Wherein, the initial value of each basic block is the atomic block level information of the basic block.

4. the search method of homologous binary code according to claim 1, which is characterized in that the atomic block level letter Breath include the quantity of the character string constant in basic block, the quantity of digital constant, the quantity of escape instruction, call instruction number Amount, the quantity of arithmetic instruction, the quantity of assembly instruction, the quantity of child node and intermediary's centrad.

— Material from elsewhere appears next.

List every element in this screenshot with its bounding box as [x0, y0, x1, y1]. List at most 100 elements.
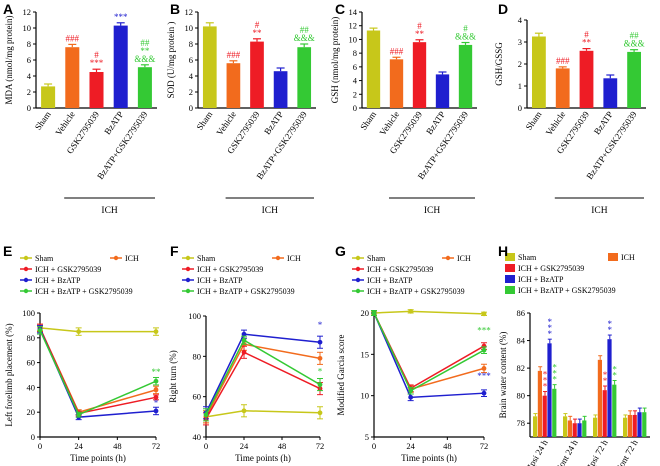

5. the search method of homologous binary code according to claim 1, which is characterized in that the control recalls information For band property control calling figure ACFG, each node in property control calling figure ACFG is one and has attribute set Basic block.

6. the search method of homologous binary code according to claim 1, which is characterized in that the determination letter to be detected The atomic block level information of several all basic blocks and each basic block, specifically: the binary program is carried out reverse Partition function operation obtains several functions to be detected, all basic blocks of each function to be detected and each basic block Atomic block level information.

7. the search method of homologous binary code according to claim 3, which is characterized in that the number of iterations is 3 To 5 times.

8. a kind of retrieval device of homologous binary code characterized by comprising

Recalls information generation module is controlled, for determining all basic blocks of function to be detected and the basic block of each basic block Level information generates the controlling stream graph of the function to be detected, according to the controlling stream graph determine between all basic blocks according to The relationship of relying calls letter using the atomic block level information of all basic blocks and dependence as the control of the function to be detected Breath；

Hash signature generation module, it is defeated for the control recalls information to be input in neural network model trained in advance The coding vector of the function to be detected out, calculates the hash signature of the coding vector, as hash signature to be retrieved；

Retrieval module, for retrieving in the hash signature library constructed in advance with the presence or absence of identical as the hash signature to be retrieved Hash signature, and if it exists, then using the corresponding binary code of the hash signature retrieved as the same of the function to be detected Source binary code.

9. a kind of electronic equipment including memory, processor and stores the calculating that can be run on a memory and on a processor Machine program, which is characterized in that the processor is realized homologous two as described in any one of claim 1 to 7 when executing described program The step of search method of carry system code.

10. a kind of non-transient computer readable storage medium, which is characterized in that the non-transient computer readable storage medium is deposited Computer instruction is stored up, it is homologous as claimed in any of claims 1 to 7 in one of claims that the computer instruction executes the computer The search method of binary code.